There would seem to be obvious and relatively easy solutions to this – caregiver programs funded by the government that pay decently and follow basic labor laws – but some might call that “socialism”, and we just can’t have that!
The job’s hard physically and mentally. That’s the one American problem that contradicts the job opportunity thing. Too many entities have devoted too much time to squeezing every penny out of its workers. Pols don’t even know how homecare workers talk, or CNAs.
It’s not unusual for RNs to be stuck with back-to-back 12 hr shifts–zero breaks and lunch consists of whatever you can get from a machine. An RN can’t leave the building, even temporarily, unless there is a replacement.

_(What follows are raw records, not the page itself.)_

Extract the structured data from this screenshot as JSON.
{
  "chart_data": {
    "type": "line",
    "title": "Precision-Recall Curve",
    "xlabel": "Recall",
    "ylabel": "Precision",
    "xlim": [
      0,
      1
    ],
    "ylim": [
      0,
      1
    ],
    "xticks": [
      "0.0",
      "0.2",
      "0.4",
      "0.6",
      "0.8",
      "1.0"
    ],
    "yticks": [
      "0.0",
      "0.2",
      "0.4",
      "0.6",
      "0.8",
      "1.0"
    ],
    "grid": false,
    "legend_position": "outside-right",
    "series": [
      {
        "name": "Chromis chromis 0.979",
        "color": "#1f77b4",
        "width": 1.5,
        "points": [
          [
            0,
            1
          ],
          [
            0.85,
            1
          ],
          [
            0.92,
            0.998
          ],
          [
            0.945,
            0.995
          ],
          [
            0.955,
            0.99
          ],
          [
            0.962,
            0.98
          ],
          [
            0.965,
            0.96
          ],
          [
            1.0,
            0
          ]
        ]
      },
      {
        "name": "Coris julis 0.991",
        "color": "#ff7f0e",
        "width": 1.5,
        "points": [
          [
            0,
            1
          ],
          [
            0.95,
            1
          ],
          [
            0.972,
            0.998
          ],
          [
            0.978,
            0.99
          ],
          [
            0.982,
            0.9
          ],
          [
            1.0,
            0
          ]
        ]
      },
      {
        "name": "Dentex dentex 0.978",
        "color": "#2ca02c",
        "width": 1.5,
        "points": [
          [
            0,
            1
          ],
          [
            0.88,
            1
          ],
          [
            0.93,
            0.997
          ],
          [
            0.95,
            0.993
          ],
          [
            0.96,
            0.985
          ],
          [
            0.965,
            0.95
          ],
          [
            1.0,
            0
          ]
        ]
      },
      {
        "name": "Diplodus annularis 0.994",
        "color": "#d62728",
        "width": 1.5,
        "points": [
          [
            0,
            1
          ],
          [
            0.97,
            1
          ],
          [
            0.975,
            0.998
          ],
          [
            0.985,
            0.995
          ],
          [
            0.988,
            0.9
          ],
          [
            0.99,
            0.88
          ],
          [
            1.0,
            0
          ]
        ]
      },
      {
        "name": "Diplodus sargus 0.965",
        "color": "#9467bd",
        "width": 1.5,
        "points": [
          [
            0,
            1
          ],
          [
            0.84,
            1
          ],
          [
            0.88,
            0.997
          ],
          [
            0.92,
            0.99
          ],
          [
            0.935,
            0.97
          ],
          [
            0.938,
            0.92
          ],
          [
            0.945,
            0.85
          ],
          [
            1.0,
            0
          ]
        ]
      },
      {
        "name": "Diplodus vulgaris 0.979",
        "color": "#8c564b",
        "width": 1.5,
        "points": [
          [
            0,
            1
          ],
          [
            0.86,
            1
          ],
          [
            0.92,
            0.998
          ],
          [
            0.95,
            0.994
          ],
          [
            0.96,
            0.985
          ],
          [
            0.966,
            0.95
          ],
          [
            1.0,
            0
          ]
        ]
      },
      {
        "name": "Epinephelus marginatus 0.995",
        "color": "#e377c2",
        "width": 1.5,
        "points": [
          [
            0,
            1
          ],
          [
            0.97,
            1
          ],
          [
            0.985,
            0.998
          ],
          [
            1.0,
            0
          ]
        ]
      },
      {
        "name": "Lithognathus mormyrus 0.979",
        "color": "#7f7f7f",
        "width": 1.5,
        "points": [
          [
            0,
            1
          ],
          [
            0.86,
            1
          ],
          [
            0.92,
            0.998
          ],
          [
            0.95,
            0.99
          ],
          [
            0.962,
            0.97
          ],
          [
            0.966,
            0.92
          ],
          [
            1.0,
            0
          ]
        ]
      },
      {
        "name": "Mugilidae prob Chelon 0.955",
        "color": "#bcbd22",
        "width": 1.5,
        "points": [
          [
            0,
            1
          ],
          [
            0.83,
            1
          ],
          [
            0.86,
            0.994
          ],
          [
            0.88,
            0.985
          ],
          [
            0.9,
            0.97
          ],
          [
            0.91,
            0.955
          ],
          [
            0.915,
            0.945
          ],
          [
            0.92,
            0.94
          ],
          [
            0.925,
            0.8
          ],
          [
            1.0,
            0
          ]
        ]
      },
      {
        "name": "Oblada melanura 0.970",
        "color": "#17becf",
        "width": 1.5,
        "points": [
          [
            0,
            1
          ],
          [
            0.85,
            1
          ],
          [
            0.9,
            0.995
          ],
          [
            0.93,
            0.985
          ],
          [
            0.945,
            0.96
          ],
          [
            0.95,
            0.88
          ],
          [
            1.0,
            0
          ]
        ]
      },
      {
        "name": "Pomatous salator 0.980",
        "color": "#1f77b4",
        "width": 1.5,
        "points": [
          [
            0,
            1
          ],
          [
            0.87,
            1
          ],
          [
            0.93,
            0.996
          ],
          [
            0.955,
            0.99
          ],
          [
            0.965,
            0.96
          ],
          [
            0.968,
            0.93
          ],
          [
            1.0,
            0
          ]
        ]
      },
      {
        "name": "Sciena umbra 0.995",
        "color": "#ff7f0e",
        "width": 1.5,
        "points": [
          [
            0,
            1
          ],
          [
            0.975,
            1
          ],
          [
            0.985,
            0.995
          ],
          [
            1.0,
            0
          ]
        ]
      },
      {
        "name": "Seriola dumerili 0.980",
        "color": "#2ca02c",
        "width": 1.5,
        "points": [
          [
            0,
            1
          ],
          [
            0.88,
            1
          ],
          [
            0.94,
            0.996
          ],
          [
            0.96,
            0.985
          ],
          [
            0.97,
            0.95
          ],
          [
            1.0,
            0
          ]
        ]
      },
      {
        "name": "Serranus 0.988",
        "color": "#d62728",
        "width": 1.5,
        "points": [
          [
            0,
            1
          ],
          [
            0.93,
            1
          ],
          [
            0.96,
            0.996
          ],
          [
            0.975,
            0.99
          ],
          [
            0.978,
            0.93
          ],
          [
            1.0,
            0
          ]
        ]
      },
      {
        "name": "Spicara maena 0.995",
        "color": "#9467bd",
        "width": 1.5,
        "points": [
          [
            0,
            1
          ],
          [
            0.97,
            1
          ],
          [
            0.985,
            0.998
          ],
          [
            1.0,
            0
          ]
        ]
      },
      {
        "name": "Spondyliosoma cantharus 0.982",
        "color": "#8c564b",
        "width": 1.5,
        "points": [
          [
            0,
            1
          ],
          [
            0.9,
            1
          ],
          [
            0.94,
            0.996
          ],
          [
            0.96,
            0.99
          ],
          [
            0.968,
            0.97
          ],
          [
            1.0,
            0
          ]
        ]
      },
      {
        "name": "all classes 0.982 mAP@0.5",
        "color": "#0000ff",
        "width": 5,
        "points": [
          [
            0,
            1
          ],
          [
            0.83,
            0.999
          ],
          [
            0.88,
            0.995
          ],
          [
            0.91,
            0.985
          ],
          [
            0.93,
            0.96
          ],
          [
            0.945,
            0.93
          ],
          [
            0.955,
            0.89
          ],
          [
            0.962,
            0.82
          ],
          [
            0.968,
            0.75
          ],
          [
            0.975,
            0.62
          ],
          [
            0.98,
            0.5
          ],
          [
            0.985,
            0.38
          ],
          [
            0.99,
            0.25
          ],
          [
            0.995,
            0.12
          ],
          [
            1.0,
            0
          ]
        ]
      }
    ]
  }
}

Sometimes, the overnight shift calls out, but often you discover (too late) although a name is on the schedule, no one was actually scheduled in order to save money. Some institutions pay extra for double shifts, others quit long ago. I also worked as a lowly home health aide at one time. It was much easier although the pay is poor. I didn’t mind 24hr shifts as long as I had an easy patient who would mostly sleep and just needed someone there. I made $8 an hour, and got a substantial bonus for 24. Whether you are treated like dirt, or OK, depends on choosing a decent agency. Some patients and their families are ridiculous. One family told me I was to cook a full dinner for Friday night supper for the family visit, something like 8 or 10 people! And clean that huge house too! The laws supposed to protect patients are used to compel staff to work until they drop and I doubt that will change.
“Home care programs are administered by organizations that receive state funding through Medicaid, over which the City Council has no control.”
Obviously overpriced, no state health system would the costs reach 450 million dollars per year.